Ecologically and economically conscious design of the injected pultrusion process via multi-objective optimization

• Published in: Modelling and simulation in materials science and engineering Vol. 12; no. 3; pp. S205 - S219
• Main Authors: Srinivasagupta, Deepak, Kardos, John L
• Format: Journal Article
• Language: English
• Published: IOP Publishing 01.05.2004
• ISSN: 0965-0393; 1361-651X
• DOI: 10.1088/0965-0393/12/3/S10

Injected pultrusion (IP) is an environmentally benign continuous process for low-cost manufacture of prismatic polymer composites. IP has been of recent regulatory interest as an option to achieve significant vapour emissions reduction. This work describes the design of the IP process with multiple design objectives. In our previous work (Srinivasagupta D et al 2003 J. Compos. Mater at press), an algorithm for economic design using a validated three-dimensional physical model of the IP process was developed, subject to controllability considerations. In this work, this algorithm was used in a multi-objective optimization approach to simultaneously meet economic, quality related, and environmental objectives. The retrofit design of a bench-scale set-up was considered, and the concept of energy loss in the process, as well as in vapour emission, was introduced.

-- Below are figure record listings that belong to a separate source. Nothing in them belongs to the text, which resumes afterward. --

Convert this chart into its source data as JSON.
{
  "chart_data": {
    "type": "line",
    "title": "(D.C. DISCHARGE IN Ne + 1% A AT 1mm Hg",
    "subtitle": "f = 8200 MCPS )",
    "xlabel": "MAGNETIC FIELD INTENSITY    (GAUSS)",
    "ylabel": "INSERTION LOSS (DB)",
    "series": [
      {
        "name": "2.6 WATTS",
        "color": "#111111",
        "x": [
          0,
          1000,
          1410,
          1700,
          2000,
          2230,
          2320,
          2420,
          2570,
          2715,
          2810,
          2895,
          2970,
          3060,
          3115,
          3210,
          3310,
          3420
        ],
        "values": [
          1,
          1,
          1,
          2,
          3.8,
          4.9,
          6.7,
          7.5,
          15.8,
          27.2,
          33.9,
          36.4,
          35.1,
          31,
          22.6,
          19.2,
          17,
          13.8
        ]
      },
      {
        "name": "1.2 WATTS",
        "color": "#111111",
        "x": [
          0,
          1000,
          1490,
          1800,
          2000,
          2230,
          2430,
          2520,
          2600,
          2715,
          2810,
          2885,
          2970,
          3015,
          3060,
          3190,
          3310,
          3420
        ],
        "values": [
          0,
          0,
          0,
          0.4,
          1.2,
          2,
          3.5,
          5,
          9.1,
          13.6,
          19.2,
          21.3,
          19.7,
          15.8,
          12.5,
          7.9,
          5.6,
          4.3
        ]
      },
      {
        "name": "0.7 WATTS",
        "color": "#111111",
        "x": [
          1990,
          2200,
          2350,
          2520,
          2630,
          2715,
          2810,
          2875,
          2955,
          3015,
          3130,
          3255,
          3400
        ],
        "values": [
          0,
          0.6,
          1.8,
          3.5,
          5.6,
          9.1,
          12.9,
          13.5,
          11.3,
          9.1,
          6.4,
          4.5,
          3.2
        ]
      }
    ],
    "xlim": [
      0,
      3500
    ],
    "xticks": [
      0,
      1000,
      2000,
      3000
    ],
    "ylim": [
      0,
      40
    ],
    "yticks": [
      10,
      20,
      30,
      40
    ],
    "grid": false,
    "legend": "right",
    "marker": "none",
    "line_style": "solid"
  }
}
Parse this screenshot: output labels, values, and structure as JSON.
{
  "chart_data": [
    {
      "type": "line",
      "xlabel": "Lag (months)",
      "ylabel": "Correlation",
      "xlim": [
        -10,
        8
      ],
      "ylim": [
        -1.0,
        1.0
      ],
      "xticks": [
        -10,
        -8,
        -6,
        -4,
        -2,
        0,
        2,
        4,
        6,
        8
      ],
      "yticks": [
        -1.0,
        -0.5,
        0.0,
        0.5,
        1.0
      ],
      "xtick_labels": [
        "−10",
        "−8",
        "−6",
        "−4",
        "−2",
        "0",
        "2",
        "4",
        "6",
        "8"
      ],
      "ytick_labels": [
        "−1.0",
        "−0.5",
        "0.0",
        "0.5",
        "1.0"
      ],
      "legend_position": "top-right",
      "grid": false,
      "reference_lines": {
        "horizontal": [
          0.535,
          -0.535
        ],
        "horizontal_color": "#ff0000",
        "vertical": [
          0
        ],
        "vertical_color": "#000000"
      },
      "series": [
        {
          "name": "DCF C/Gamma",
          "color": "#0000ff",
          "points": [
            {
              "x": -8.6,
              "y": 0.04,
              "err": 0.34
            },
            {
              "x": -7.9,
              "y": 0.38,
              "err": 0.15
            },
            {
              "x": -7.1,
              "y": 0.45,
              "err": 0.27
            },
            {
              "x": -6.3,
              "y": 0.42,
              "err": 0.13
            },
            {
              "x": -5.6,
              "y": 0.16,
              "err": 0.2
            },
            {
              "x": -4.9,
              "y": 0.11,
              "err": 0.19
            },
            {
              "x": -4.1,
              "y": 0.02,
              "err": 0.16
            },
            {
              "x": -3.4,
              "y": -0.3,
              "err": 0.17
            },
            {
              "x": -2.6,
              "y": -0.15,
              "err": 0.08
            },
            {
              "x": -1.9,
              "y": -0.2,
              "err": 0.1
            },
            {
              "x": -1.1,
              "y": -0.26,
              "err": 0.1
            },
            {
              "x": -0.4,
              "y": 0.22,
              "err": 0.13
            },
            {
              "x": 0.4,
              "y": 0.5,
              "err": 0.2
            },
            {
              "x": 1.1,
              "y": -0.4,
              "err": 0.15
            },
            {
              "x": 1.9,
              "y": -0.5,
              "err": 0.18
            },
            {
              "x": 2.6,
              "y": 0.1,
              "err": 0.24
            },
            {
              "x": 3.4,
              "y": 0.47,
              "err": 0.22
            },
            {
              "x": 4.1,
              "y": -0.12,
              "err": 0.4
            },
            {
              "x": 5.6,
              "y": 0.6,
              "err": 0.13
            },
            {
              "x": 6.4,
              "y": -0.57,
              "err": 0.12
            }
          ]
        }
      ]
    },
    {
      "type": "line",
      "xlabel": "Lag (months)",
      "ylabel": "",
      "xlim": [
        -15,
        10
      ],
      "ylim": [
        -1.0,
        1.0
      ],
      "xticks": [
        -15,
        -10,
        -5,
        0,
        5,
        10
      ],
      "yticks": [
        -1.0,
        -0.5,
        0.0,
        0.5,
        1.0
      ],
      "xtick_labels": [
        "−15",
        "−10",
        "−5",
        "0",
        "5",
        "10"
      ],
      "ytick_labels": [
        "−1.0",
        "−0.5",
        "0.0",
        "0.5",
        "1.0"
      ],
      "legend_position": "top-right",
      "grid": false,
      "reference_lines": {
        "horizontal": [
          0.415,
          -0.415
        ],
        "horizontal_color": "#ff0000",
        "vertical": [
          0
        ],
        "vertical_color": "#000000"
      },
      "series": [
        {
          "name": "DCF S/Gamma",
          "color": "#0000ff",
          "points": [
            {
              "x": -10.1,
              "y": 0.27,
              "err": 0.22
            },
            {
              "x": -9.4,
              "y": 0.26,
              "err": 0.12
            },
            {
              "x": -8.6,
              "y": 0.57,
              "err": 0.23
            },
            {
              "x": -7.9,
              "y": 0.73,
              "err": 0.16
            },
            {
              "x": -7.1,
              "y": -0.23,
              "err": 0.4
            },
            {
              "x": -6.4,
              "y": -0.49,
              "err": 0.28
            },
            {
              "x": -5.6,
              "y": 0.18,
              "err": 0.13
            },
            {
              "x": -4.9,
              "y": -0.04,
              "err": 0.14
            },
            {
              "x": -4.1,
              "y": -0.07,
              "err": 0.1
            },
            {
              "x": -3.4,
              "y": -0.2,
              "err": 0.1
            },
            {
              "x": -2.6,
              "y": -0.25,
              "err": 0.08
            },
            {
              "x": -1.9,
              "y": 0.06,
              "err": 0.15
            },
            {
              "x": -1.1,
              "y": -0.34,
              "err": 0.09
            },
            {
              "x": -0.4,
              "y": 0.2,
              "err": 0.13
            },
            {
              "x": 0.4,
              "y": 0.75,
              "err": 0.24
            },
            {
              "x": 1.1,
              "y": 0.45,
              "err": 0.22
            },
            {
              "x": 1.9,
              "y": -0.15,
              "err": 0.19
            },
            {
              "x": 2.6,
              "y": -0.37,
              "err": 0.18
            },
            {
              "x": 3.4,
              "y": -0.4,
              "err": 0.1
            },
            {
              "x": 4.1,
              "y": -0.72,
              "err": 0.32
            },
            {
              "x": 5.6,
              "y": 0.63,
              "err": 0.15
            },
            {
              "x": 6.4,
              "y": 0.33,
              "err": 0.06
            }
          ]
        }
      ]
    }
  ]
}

The multi-objective approach was able to determine the optimal values of the processing parameters such as heating zone temperatures and resin injection pressure, as well as the equipment specifications (die dimensions, heater, puller and pump ratings) that satisfy the various objectives in a weighted sense, and result in enhanced throughput rates. The economic objective did not coincide with the environmental objective, and a compromise became necessary. It was seen that most of the energy loss is in the conversion of electric power into process heating. Vapour energy loss was observed to be negligible for the most part.